Understanding the Internet AS-level structure

The Internet is a vast distributed system consisting of a myriad of independent networks interconnected to each other by business relationships. The border gateway protocol is the glue that keeps this structure connected. Characterizing and modeling the Internet topology is important to our understanding of Internet routing and its interplay with technical, economic and social forces. In this thesis we address several challenges that emerge when studying the Internet connectivity. First, not all the observed changes in connectivity correspond to actual changes in the topology. There are changes that may be caused by transient routing dynamics while others are real topology changes.
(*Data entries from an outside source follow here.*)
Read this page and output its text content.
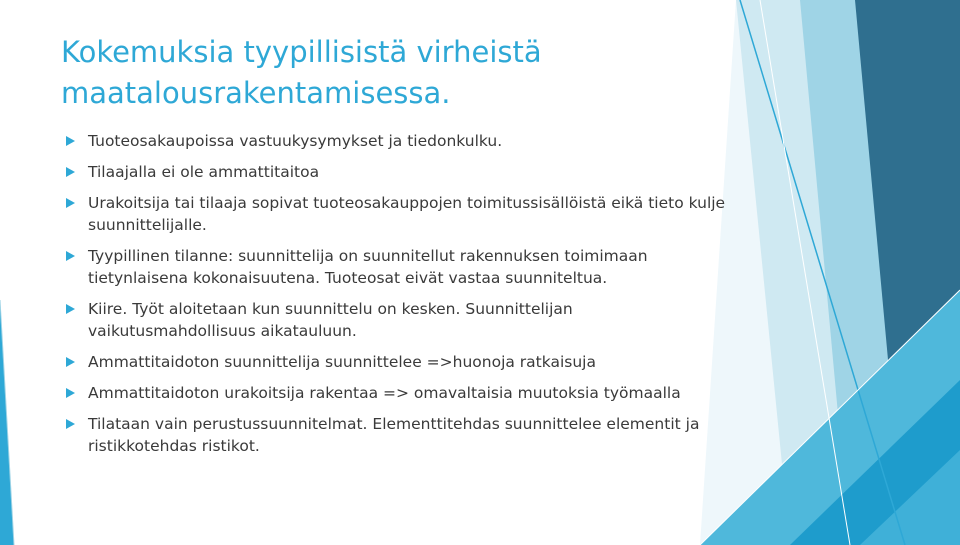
Kokemuksia tyypillisistä virheistä maatalousrakentamisessa.
Tuoteosakaupoissa vastuukysymykset ja tiedonkulku.
Tilaajalla ei ole ammattitaitoa
Urakoitsija tai tilaaja sopivat tuoteosakauppojen toimitussisällöistä eikä tieto kulje suunnittelijalle.
Tyypillinen tilanne: suunnittelija on suunnitellut rakennuksen toimimaan tietynlaisena kokonaisuutena. Tuoteosat eivät vastaa suunniteltua.
Kiire. Työt aloitetaan kun suunnittelu on kesken. Suunnittelijan vaikutusmahdollisuus aikatauluun.
Ammattitaidoton suunnittelija suunnittelee =>huonoja ratkaisuja
Ammattitaidoton urakoitsija rakentaa => omavaltaisia muutoksia työmaalla
Tilataan vain perustussuunnitelmat. Elementtitehdas suunnittelee elementit ja ristikkotehdas ristikot.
The problem of distinguishing between these two types of changes is non-trivial, and we call it the liveness problem. We propose a solution to this problem based on a birth/death model of observed links. This solution allows to accurately detect the permanent changes in the Internet topology graph and measure topology dynamics in an accurate way. The second problem in obtaining accurate topology models is the completeness problem , which consists in establishing how much of the real topology is missing from the observed data. We address the completeness problem by defining some bounds on how (in)complete is the graph provided by the current observation. The results using ground truth information obtained from a Tier-1 ISP indicate that the observed Internet graph contains most of the customer-provider links, but may be missing the vast majority of the peer-peer links. Finally, we study how protocol properties such as routing convergence and resilience to prefix hijack attacks depend on the connectivity and relationship between networks. We find that networks at the border of the Internet undergo more severe path exploration because of the higher number of paths available to reach other destinations. On the other hand, we show that Tier-1 networks have the fastest convergence time because of the limited number of alternative routes. In terms of prefix hijack attacks, we surprisingly find that Tier-1 networks at the core of the Internet are vulnerable to hijack attacks from customers because of the business nature of BGP route selection. Based on our observations, we formulate a connectivity recommendation for ISPs to increase their resiliency to these type of attacks.